Dès votre arrivée sur le terrain déclarez votre présence au Responsable de terrain.

    1. Affichez votre nom et votre fréquence sur le tableau des fréquences. Vérifiez qu'aucune fréquence identique n'est affichée, sinon changez de quartz sur l'émetteur et sur le récepteur ou prévenez le Responsable.
    2. Faites une visite prévol, vérifié le carburant, la batterie, la concordance de fréquence entre émetteur et récepteur.
    3. Après autorisation du Responsable allumez votre émetteur.
    4. Démarrez votre moteur, réglez le pointeau de richesse en vous tenant derrière l'avion et en glissant le bras le long du fuselage, à cause un danger de l'hélice.
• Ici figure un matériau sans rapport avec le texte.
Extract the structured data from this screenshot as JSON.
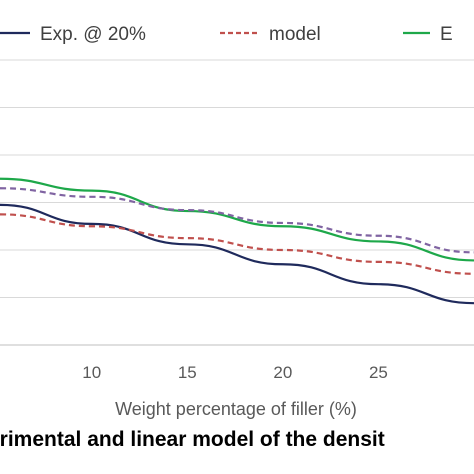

    5. Essayez vos commandes radio.
    6. Sur autorisation du Responsable, mettez l'appareil sur la piste avec l'aide éventuelle de tiers personne.
    7. Faîtes un taxiage d'essai et revenez au point de décollage.
    8. Au top du Responsable décollez face au vent et respectez le règlement tout au long du vol.
    9. En quittant le terrain retirez votre fréquence du tableau et prévenez le Responsable de votre départ (pour les assurances).